On pensait donc que c'était fini, mais non, la merde redémarre. Mais la merde se lave, et ça tombe bien, il pleut durant tout le film. Film qui, il faut le reconnaître, est sauvagement hilarant du début à la fin, entre des militaires cons comme des balais sans manche, des personnages secondaires stéréotypés au possible (le maire ronchon amateur de sucreries et également très con, son adjoint qu'il juge incapable ; le reporter-vedette de la chaîne TV qui est prêt à tout pour avoir le scoop ; la blondasse trop bonne trop conne ; le caméraman crâmé de la tête) et ces caricatures de Français qui passent le plus clair du film à râler sur le mauvais café vendu aux zuhéssa et à bouffer des donuts... Les acteurs sont soit mauvais, soit ne correspondent pas aux rôles. Broderick est un bon acteur, mais qui a dit qu'il était l'acteur idéal pour jouer dans un film de ce genre ? Il traîne comme un boulet sa brave gueule d'ahuri post-pubère durant tout le film.
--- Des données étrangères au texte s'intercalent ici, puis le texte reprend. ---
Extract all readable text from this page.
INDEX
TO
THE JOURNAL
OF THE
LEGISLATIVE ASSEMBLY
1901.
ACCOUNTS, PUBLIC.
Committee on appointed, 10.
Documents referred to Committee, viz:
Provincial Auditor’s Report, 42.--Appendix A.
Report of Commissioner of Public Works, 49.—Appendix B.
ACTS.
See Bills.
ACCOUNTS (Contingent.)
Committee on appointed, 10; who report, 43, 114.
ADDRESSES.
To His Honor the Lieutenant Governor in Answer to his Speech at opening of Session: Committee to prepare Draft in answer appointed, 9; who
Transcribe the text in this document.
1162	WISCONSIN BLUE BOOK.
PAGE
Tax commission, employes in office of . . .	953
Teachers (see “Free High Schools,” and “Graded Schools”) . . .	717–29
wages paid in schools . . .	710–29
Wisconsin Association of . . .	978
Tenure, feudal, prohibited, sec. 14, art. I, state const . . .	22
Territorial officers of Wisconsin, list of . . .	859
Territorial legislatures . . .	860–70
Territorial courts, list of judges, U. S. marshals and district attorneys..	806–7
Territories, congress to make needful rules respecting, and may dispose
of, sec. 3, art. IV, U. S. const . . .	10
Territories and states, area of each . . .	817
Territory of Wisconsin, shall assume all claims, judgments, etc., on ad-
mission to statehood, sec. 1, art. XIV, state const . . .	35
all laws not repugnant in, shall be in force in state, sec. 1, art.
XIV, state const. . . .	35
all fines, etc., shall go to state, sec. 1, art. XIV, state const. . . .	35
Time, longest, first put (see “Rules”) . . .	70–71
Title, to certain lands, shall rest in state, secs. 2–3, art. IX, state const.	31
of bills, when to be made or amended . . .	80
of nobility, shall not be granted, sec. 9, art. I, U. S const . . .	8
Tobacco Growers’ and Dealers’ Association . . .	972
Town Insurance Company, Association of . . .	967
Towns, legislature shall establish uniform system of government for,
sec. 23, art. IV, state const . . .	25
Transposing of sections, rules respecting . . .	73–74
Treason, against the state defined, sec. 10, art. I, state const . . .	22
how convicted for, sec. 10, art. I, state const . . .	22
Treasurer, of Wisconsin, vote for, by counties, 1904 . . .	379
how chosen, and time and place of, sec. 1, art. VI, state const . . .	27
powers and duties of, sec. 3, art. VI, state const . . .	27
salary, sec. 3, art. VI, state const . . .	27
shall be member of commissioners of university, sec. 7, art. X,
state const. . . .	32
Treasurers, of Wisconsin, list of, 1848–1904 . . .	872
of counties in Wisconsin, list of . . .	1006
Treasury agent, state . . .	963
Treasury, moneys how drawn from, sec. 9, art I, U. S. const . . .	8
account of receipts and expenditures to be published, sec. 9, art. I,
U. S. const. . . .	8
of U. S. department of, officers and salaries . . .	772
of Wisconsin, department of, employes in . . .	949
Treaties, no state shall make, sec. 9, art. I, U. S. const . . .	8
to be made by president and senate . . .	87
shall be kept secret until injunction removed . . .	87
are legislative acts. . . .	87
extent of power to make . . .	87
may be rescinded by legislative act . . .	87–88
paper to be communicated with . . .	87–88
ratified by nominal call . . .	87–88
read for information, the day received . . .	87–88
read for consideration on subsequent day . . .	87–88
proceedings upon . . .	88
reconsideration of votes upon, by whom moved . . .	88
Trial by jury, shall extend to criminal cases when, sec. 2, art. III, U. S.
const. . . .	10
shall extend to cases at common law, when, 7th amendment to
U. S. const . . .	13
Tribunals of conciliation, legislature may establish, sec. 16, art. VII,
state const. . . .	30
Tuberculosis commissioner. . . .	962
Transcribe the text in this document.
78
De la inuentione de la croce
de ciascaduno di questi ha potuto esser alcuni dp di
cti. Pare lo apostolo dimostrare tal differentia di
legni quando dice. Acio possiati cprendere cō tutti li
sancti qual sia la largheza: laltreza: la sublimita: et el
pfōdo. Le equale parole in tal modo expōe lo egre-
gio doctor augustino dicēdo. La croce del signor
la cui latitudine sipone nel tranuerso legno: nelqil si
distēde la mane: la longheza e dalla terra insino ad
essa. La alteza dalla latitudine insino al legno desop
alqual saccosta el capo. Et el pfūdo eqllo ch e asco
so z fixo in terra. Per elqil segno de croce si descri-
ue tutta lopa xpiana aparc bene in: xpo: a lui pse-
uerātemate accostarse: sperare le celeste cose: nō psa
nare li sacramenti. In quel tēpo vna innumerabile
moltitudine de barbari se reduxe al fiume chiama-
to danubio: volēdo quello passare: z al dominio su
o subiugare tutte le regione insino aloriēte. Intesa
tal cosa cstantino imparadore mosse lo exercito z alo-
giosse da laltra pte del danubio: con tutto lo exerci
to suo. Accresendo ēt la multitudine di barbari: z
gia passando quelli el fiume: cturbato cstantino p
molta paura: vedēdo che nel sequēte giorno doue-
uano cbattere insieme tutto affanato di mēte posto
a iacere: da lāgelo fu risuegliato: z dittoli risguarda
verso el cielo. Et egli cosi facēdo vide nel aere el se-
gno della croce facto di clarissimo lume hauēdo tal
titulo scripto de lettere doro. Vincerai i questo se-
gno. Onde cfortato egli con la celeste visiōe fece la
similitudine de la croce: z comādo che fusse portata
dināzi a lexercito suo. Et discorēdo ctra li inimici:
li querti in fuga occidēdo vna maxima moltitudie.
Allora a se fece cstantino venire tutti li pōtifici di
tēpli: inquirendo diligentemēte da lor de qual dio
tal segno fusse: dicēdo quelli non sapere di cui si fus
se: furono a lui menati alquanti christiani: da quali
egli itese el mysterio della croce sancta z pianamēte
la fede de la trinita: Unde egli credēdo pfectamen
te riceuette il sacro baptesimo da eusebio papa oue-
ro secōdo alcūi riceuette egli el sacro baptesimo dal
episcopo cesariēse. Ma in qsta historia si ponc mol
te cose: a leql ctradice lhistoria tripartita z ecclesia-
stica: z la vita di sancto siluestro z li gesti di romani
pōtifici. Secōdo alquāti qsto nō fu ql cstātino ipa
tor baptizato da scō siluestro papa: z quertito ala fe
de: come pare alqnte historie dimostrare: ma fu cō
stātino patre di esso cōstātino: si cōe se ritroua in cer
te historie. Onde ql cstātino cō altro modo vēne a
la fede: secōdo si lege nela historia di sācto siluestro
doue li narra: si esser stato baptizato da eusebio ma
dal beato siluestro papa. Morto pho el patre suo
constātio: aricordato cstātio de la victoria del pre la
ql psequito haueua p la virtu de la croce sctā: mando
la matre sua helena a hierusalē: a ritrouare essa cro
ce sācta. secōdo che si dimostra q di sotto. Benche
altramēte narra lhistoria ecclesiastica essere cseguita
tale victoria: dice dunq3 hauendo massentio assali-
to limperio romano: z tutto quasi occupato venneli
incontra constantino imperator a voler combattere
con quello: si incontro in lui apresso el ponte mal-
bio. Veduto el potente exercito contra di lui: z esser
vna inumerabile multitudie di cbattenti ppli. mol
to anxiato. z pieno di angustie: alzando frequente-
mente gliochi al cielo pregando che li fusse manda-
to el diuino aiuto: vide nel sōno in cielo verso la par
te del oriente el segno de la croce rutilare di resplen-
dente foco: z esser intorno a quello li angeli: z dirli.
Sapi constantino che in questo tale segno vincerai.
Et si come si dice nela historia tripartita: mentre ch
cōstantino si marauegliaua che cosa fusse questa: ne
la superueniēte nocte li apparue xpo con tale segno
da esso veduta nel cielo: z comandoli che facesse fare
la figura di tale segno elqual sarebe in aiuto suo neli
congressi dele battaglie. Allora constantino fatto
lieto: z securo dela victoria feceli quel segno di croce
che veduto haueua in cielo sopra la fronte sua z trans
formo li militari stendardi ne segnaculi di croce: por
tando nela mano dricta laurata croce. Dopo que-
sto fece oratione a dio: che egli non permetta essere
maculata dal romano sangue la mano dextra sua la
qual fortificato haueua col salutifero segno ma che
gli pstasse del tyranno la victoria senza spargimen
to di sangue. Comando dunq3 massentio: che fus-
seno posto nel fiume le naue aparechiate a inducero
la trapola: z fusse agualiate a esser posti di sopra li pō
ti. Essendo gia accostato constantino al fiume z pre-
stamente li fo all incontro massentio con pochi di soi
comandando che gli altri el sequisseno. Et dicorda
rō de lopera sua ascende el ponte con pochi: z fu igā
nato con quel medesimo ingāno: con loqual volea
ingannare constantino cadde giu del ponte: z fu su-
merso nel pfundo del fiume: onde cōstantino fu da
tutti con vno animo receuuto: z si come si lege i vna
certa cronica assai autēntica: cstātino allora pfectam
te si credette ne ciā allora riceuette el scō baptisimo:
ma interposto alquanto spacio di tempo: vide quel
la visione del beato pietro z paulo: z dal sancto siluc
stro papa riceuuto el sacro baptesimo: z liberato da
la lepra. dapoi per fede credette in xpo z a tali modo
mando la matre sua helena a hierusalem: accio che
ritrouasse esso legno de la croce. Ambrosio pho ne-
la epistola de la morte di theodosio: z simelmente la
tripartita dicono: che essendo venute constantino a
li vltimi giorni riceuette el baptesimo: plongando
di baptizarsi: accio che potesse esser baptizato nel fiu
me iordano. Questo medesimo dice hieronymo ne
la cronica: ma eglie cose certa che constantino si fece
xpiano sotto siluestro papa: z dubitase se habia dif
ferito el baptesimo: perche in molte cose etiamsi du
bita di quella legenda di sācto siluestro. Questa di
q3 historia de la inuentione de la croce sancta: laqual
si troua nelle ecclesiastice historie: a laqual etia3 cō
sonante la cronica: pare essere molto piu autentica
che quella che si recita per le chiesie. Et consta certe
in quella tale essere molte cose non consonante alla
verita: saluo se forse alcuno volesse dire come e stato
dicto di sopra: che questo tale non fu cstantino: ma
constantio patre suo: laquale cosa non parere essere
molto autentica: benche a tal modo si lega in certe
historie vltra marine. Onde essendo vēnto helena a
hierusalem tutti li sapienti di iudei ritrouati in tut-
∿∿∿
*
Reno fait son Reno ronchon, on l'attend presque à gueuler Montjoie ! Saint-Denis ! Que trépasse si je faiblis ! à tout moment. Quand il imite Elvis Presley, chewing-gum en action, pour se faire passer pour un soldat américain (lui et ses sbires ont apparemment trop vu Le Jour Le Plus Long tant ils semblent être prêts à combattre sur la Pointe du Hoc), c'est drôle, mais dans le genre embarrassant. Pour lui. Pour la France. Connard d'Emmerich ! Vengeance allemande tardive ?

(Arrêtez, je déconne)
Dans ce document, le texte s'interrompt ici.